Podemos identificar como sínodos as assembleias que se reuniram para dirimir a questão da celebração pascal no final do séc. ii.

Enrico Norelli salientou com perspicácia que, paradoxalmente, esta primeira atestação de sínodos não tem origem num desejo de colegialidade efetiva, mas no objetivo oposto de centralização. Em meados do séc. iii, a documentação torna evidente que se sente a necessidade de dispor de uma sede de recurso externa, em caso de controvérsias surgidas no seio do corpo episcopal de uma região.

Roma parece ser uma sede privilegiada para desempenhar tal tarefa, mas as suas decisões, quando é interpelada e o seu parecer não é satisfatório, não são absolutamente inquestionáveis.

No outono de 254, Cipriano reúne um sínodo de bispos africanos para debater sobre o apelo de duas Igrejas espanholas a Estêvão de Roma, a fim de reintegrar os seus bispos libellatici Basílides e Marcial. Em seguida, com diplomacia irónica, escreveu aos espanhóis que Estêvão tinha agido sem estar bem informado, aliás, enganado por Basílides.

Não é novidade que Constantino tenha convocado o concílio; já o fizera precedentemente, convocando o concílio de Arles em 314, quando era imperador do Ocidente, a pedido dos Donatistas. Eduard Schwartz definiu-o como o primeiro «concílio imperial».

Mas do seu ponto de vista, o que autoriza Constantino a convocar um concílio? A sua posição de pontifex maximus, o principal guardião e garante de todas as práticas religiosas na sociedade romana, confere-lhe tal autoridade.

Este ofício tornou-se uma prerrogativa imperial durante a era de Augusto, período que marcou uma mudança radical na comunicação religiosa com o divino. Há algo de extremamente importante e sem precedentes em Niceia: pela primeira vez, um imperador preside e dirige os trabalhos do concílio, como atesta Eusébio de Cesareia, sem contestações de outras fontes.

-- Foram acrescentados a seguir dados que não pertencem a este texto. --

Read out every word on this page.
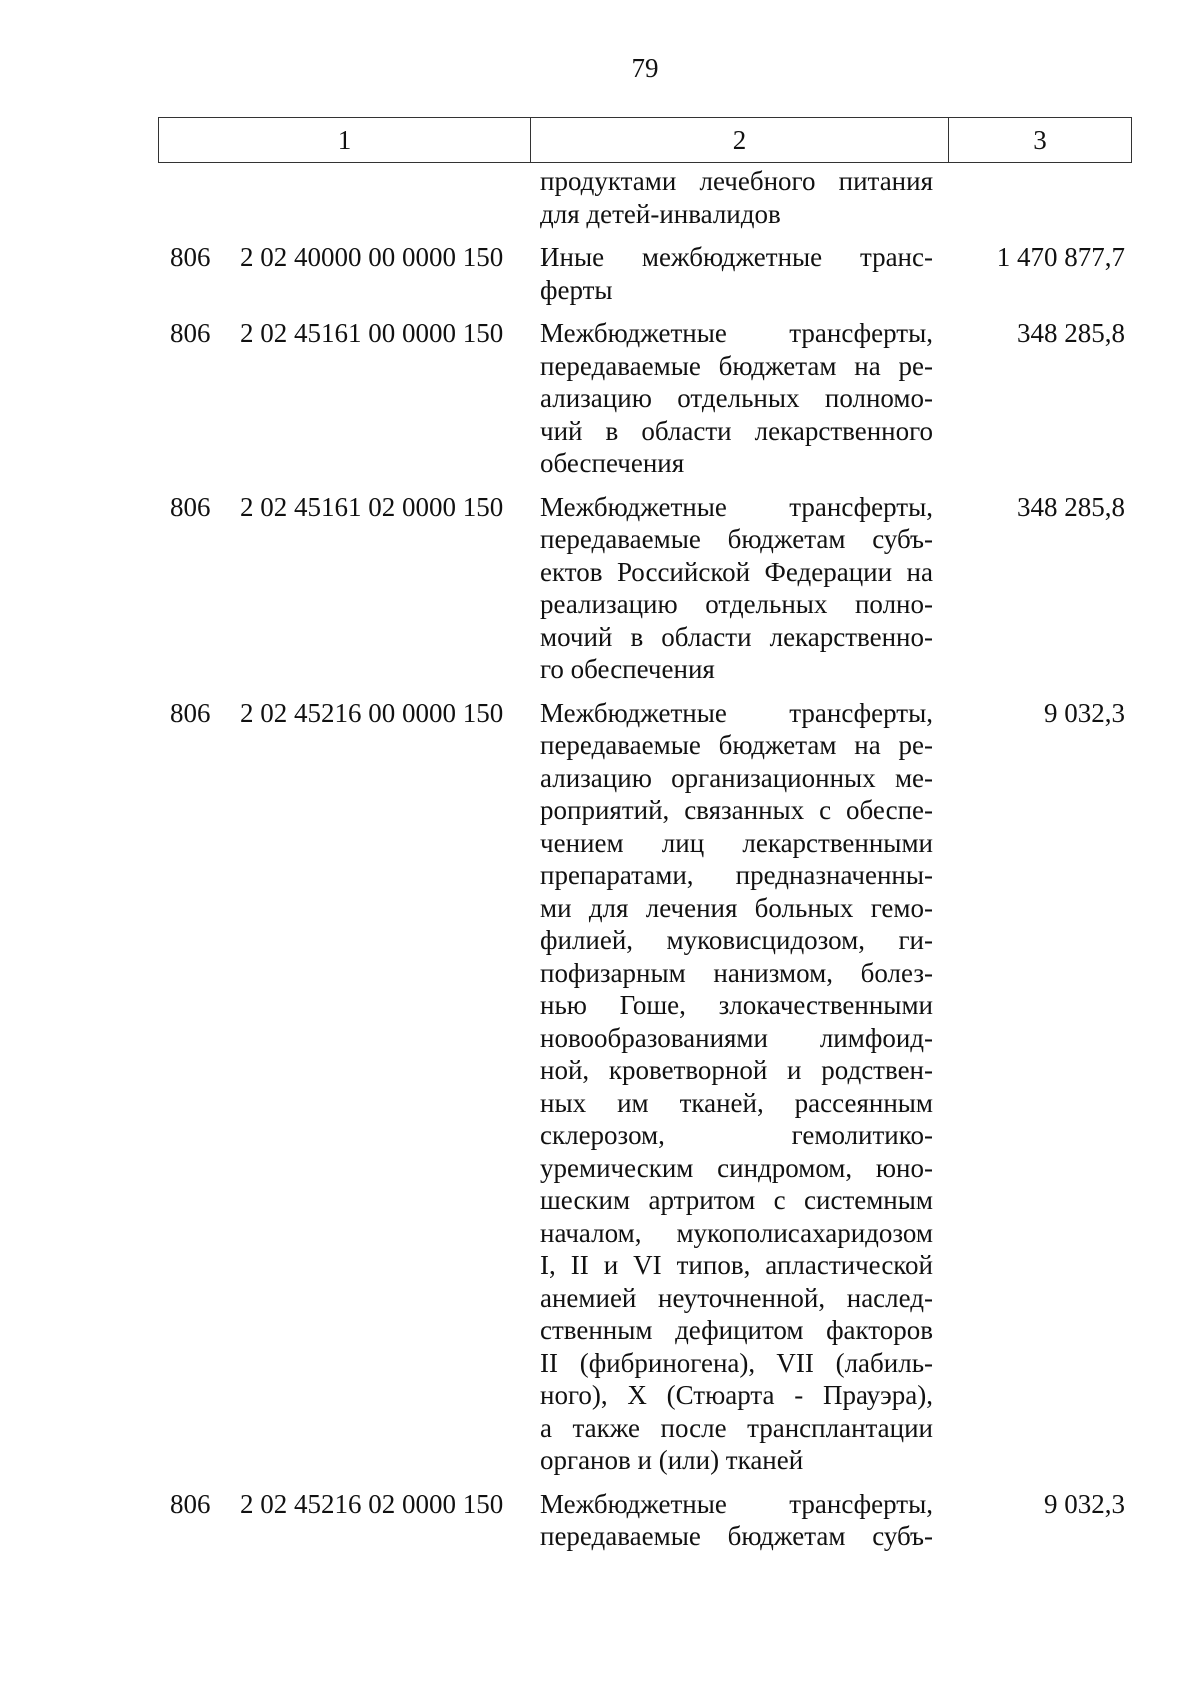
79
1	2	3
продуктами лечебного питания
для детей-инвалидов
806 2 02 40000 00 0000 150 Иные межбюджетные транс-
ферты
1 470 877,7
806 2 02 45161 00 0000 150 Межбюджетные трансферты,
передаваемые бюджетам на ре-
ализацию отдельных полномо-
чий в области лекарственного
обеспечения
348 285,8
806 2 02 45161 02 0000 150 Межбюджетные трансферты,
передаваемые бюджетам субъ-
ектов Российской Федерации на
реализацию отдельных полно-
мочий в области лекарственно-
го обеспечения
348 285,8
806 2 02 45216 00 0000 150 Межбюджетные трансферты,
передаваемые бюджетам на ре-
ализацию организационных ме-
роприятий, связанных с обеспе-
чением лиц лекарственными
препаратами, предназначенны-
ми для лечения больных гемо-
филией, муковисцидозом, ги-
пофизарным нанизмом, болез-
нью Гоше, злокачественными
новообразованиями лимфоид-
ной, кроветворной и родствен-
ных им тканей, рассеянным
склерозом, гемолитико-
уремическим синдромом, юно-
шеским артритом с системным
началом, мукополисахаридозом
I, II и VI типов, апластической
анемией неуточненной, наслед-
ственным дефицитом факторов
II (фибриногена), VII (лабиль-
ного), X (Стюарта - Прауэра),
а также после трансплантации
органов и (или) тканей
9 032,3
806 2 02 45216 02 0000 150 Межбюджетные трансферты,
передаваемые бюджетам субъ-
9 032,3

Mas antes disso, a situação tinha mudado, nomeadamente num aspeto fundamental: após ter derrotado o cunhado Licínio, Constantino tornou-se o único imperador, reunificando o Império romano sob o seu governo e pondo fim à diarquia. Convocou um concílio que passará para a história como o primeiro concílio ecuménico.

Isto introduz outro aspeto novo: o termo «ecuménico» já é utilizado por Eusébio na sua Vida de Constantino, indicando que se tratava de um concílio destinado a reunir bispos de todos os cantos do mundo então conhecido (incluindo um da Pérsia), embora, na prática, apenas alguns bispos tenham vindo do Ocidente. Ao longo de toda a Antiguidade, os concílios eram considerados ecuménicos, pois foram convocados por imperadores.

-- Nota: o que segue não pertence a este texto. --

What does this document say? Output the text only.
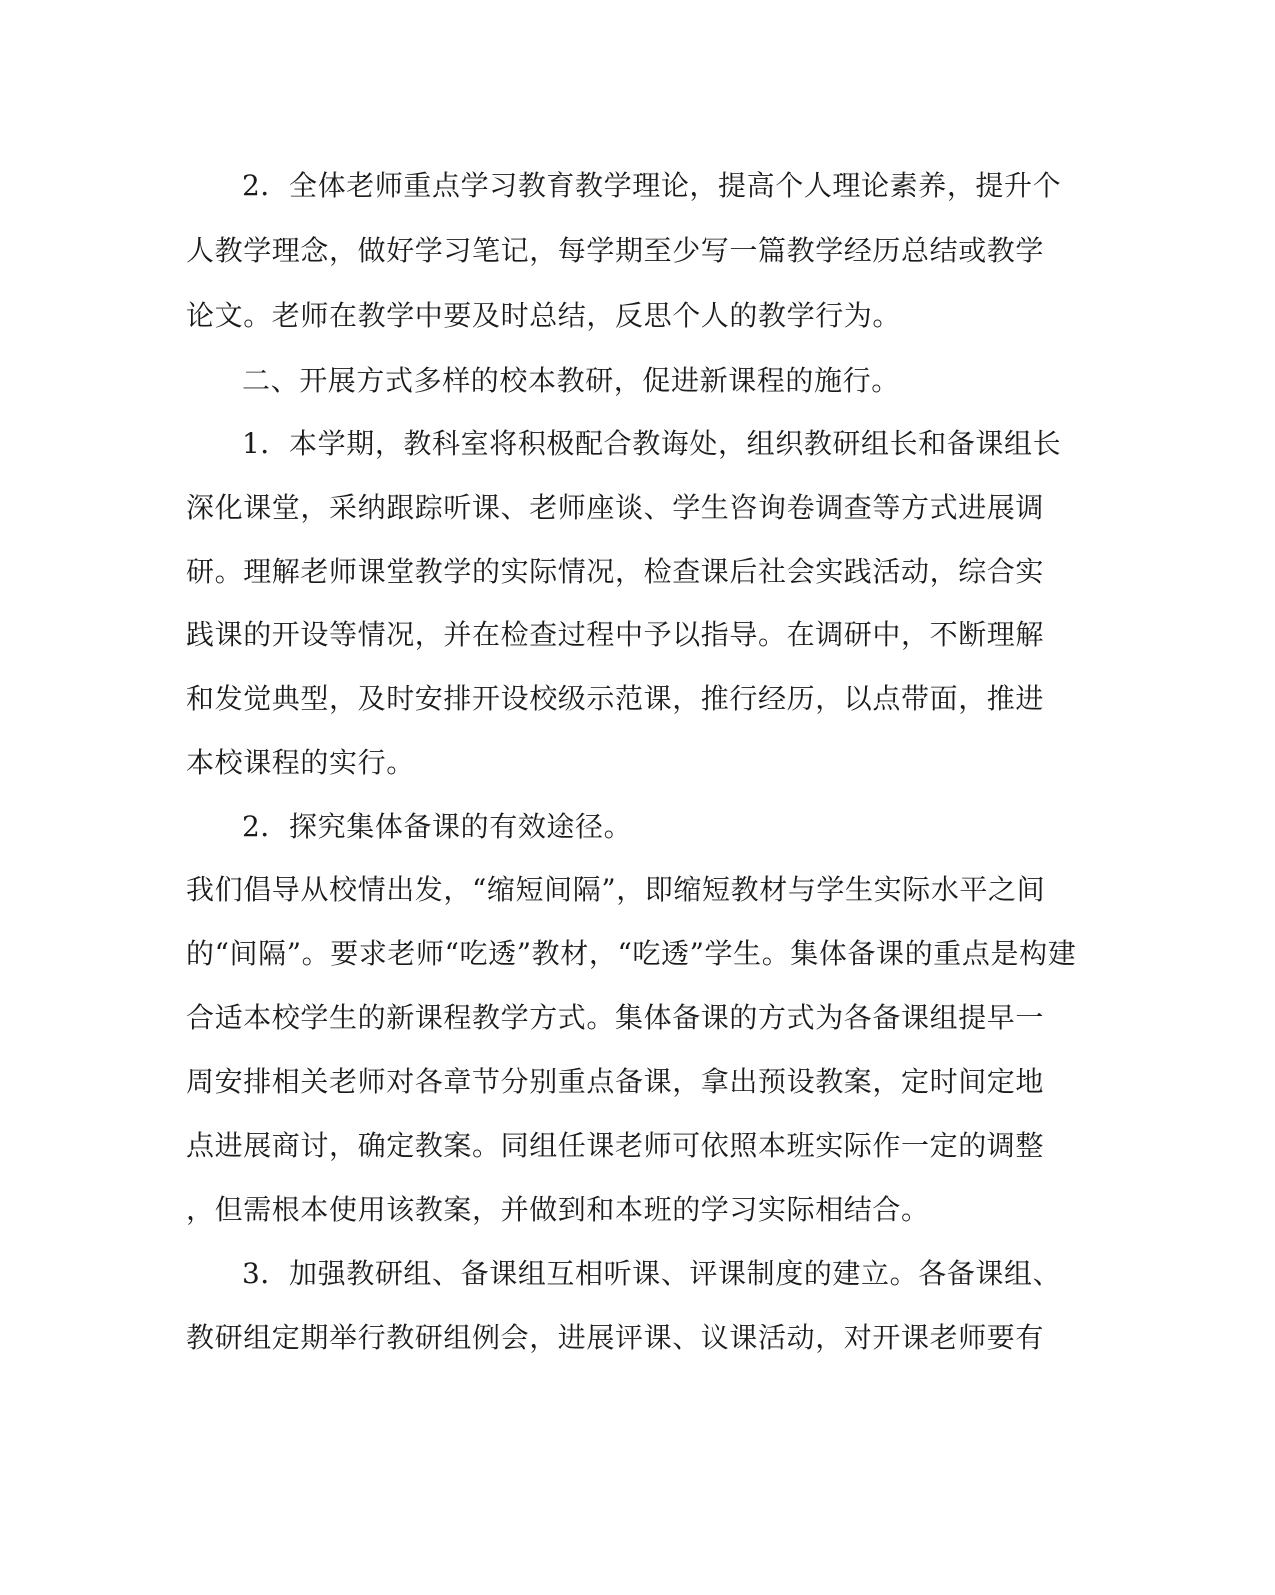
2．全体老师重点学习教育教学理论，提高个人理论素养，提升个
人教学理念，做好学习笔记，每学期至少写一篇教学经历总结或教学
论文。老师在教学中要及时总结，反思个人的教学行为。
二、开展方式多样的校本教研，促进新课程的施行。
1．本学期，教科室将积极配合教诲处，组织教研组长和备课组长
深化课堂，采纳跟踪听课、老师座谈、学生咨询卷调查等方式进展调
研。理解老师课堂教学的实际情况，检查课后社会实践活动，综合实
践课的开设等情况，并在检查过程中予以指导。在调研中，不断理解
和发觉典型，及时安排开设校级示范课，推行经历，以点带面，推进
本校课程的实行。
2．探究集体备课的有效途径。
我们倡导从校情出发，“缩短间隔”，即缩短教材与学生实际水平之间
的“间隔”。要求老师“吃透”教材，“吃透”学生。集体备课的重点是构建
合适本校学生的新课程教学方式。集体备课的方式为各备课组提早一
周安排相关老师对各章节分别重点备课，拿出预设教案，定时间定地
点进展商讨，确定教案。同组任课老师可依照本班实际作一定的调整
，但需根本使用该教案，并做到和本班的学习实际相结合。
3．加强教研组、备课组互相听课、评课制度的建立。各备课组、
教研组定期举行教研组例会，进展评课、议课活动，对开课老师要有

As disposições conciliares tiveram valor legislativo em Niceia, uma vez que Constantino ameaçou o exílio e a confiscação de bens, impondo-a a dois não signatários: a oposição tendencialmente pró-ariana ou antialexandrina foi reduzida a duas figuras e isto diz-nos quão determinante foi este aspeto para o bom êxito do concílio.

Antes do concílio, há outra novidade. Agora os bispos são altos funcionários públicos. Já em 313, a seguir à sua vitória sobre Maxêncio (Ponte Mílvio, outubro de 312), Constantino tinha isentado os bispos de todos os munera, ou seja, das obrigações públicas que o cidadão devia ao Estado, quer fossem pessoais, patrimoniais ou mistas, e a partir de 326 estendeu-as também ao Oriente. E com esta medida incorporou os bispos na estrutura do Estado.

Embora tenham sido debatidas várias questões em Niceia, incluindo o antigo problema da data da Páscoa, e tenham sido promulgados 20 cânones, o principal motivo da convocação, ainda segundo as fontes antigas e apesar de algumas dúvidas dos modernos, foi a controvérsia doutrinal que teve início com o conflito público em Alexandria entre o bispo Alexandre e o seu influente sacerdote Ário, que envolveu as principais sedes episcopais do Oriente e viu a oposição a Alexandre dos dois bispos mais importantes daquela época, Eusébio de Cesareia e Eusébio de Nicomédia, sede imperial.

Em relação aos símbolos de fé utilizados até então nas várias Igrejas, o símbolo niceno contém um artigo que tenciona lançar o olhar sobre a imanência divina, e não só sobre a economia.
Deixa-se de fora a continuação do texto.